Unless you’re embezzling money or using the interns as drug mules or something. Then yeah, that’s probably an indictment waiting to happen, and your termination really does reflect something deeply flawed in your character.
Do you know what happens when you’re reasonably good at your job and you suddenly leave the company? Everybody asks what’s next? What do you have lined up next? Excited to see what’s next for you! That’s nice and all, but shit, I barely even know what I’m eating for lunch today. Or how the fuck COBRA works (to the best of my current knowledge it has nothing to do with G.I. Joe, either the action figures or the TV show, much to my dismay).

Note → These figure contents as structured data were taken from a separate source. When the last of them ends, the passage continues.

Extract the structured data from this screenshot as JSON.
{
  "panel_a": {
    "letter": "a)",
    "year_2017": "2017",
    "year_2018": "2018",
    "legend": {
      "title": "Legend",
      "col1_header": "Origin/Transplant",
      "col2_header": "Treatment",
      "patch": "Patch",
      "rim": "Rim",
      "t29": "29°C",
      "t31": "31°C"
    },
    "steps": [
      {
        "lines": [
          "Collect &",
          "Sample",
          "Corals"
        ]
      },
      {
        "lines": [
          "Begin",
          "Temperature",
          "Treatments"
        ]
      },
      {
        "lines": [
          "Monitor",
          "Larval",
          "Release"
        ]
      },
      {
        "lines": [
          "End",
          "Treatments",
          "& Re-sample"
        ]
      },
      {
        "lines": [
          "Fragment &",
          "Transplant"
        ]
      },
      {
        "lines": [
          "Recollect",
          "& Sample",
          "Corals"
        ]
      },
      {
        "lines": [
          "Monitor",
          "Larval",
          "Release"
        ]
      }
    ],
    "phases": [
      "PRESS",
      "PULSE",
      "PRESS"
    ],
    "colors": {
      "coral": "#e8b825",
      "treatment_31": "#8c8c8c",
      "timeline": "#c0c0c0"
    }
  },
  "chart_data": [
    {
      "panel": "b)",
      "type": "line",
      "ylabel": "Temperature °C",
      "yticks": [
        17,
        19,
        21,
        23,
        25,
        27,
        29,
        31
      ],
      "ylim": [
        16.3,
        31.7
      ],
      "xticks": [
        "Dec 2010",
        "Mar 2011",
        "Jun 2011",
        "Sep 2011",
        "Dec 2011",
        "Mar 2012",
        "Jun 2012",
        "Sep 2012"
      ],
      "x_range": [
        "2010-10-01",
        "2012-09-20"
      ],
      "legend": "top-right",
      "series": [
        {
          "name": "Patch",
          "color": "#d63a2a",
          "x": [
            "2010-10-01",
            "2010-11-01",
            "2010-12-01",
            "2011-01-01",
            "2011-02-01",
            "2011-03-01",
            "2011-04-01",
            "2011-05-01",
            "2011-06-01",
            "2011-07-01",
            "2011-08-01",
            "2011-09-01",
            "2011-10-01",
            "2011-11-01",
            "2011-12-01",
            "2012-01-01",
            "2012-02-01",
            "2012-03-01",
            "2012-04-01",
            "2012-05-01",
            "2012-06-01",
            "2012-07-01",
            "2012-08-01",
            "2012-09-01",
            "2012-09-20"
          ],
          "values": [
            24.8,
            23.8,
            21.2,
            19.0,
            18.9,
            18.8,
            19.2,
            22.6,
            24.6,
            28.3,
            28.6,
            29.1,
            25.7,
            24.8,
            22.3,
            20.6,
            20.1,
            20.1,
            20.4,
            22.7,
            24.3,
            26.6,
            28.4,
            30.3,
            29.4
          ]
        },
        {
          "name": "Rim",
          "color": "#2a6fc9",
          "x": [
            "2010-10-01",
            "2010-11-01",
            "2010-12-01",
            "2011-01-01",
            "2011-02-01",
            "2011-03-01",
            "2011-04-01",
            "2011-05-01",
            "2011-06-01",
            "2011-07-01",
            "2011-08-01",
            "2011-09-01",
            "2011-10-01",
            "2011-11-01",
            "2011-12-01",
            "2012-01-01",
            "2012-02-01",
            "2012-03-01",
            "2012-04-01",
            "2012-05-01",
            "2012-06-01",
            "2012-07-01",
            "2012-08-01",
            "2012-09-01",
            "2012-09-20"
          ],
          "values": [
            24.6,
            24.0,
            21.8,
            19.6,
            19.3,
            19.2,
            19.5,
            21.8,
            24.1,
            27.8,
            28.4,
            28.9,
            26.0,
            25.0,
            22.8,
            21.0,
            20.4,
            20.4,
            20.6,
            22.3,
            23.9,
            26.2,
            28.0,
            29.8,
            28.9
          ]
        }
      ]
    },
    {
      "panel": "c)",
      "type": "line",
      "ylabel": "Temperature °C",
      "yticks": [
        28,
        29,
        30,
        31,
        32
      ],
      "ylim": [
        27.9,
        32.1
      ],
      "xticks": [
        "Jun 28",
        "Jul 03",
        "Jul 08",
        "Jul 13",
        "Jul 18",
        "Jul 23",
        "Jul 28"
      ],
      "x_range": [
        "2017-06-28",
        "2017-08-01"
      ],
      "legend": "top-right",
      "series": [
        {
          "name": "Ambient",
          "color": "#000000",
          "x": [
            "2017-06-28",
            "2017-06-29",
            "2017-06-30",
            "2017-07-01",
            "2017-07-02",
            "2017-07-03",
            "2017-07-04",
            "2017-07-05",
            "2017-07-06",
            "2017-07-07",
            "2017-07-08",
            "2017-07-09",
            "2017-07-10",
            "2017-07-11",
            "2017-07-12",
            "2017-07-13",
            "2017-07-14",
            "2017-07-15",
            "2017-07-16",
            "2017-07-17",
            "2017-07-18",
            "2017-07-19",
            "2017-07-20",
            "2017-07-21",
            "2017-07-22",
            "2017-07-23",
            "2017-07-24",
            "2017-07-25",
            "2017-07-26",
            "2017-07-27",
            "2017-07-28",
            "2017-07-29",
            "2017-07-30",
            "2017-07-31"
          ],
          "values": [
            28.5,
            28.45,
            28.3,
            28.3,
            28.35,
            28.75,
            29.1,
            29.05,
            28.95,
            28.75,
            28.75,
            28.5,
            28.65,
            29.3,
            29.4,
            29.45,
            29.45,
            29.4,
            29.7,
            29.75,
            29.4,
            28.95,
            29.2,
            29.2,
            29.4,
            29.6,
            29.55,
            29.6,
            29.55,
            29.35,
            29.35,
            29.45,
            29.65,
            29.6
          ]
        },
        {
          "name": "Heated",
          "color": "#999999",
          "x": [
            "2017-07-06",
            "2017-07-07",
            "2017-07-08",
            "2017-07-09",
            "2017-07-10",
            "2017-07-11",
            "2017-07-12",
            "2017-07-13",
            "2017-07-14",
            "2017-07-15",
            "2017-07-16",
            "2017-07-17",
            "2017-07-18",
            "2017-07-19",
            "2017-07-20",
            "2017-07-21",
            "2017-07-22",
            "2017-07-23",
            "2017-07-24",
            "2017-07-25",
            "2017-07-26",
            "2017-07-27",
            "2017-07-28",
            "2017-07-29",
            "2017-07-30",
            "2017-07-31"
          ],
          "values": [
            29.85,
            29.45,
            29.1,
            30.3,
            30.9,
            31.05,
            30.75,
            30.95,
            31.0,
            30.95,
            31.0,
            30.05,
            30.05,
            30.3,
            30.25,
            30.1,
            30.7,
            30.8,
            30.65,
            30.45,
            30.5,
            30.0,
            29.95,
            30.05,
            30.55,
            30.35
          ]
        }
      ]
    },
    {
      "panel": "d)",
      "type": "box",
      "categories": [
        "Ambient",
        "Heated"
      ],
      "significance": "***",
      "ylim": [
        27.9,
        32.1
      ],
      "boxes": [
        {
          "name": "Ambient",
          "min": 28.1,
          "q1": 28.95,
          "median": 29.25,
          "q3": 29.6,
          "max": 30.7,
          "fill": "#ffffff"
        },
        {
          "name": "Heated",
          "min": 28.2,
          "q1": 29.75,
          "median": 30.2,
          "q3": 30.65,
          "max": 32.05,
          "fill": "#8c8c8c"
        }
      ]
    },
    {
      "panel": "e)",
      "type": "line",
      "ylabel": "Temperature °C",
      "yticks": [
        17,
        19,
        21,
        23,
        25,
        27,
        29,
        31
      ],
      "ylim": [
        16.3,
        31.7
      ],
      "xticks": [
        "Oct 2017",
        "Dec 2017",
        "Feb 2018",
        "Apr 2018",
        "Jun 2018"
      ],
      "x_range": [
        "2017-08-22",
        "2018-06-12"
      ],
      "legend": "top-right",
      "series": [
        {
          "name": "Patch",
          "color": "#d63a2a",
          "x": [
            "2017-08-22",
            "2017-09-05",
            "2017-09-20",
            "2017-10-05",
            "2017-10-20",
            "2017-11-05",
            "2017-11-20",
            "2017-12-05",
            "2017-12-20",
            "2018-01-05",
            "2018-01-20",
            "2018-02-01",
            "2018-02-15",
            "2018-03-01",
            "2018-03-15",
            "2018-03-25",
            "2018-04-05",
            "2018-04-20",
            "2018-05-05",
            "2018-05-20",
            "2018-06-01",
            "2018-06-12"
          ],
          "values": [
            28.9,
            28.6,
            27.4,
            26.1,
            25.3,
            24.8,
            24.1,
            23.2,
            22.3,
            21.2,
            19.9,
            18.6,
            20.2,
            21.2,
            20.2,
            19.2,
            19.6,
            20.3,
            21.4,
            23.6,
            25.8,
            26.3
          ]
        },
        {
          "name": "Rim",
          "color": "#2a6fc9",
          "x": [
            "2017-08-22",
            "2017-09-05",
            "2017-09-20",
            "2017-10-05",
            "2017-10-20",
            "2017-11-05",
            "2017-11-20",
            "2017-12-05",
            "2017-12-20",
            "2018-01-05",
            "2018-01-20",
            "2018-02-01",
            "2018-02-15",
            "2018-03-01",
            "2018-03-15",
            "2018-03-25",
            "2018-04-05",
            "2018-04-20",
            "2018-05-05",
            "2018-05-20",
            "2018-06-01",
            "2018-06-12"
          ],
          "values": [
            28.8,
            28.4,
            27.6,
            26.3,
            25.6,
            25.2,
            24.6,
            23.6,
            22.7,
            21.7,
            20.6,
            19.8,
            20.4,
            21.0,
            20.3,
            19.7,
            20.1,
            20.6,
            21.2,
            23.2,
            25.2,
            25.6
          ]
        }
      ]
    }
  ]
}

Part of the problem with not admitting publicly that you were fired is that people inevitably assume you’re moving onto something bigger and better, which ironically is kind of a twist of the knife because you don’t have something bigger and better quite yet. (And no, I’m not working at Atlassian, so stop tweeting me your congratulations, although I’m still cracking up about that one.)
But hey, I mostly just feel lucky. I’m lucky I got to work at the company of my dreams for five years. I got to meet and work with the people in the industry I admired the most, and, even more than that, I somehow am lucky enough to call them “friends” now. I got hired by dumb luck — I still consider it an objective mistake for them to have hired me, back then — and I was able to grow into a myriad of roles at the company and hopefully help out more than a few people across our industry. I left on great terms with leadership and the people I worked with. I feel like I can be pretty proud about all of that.
So basically what I’m saying is that I’m really excited to hear what I do next.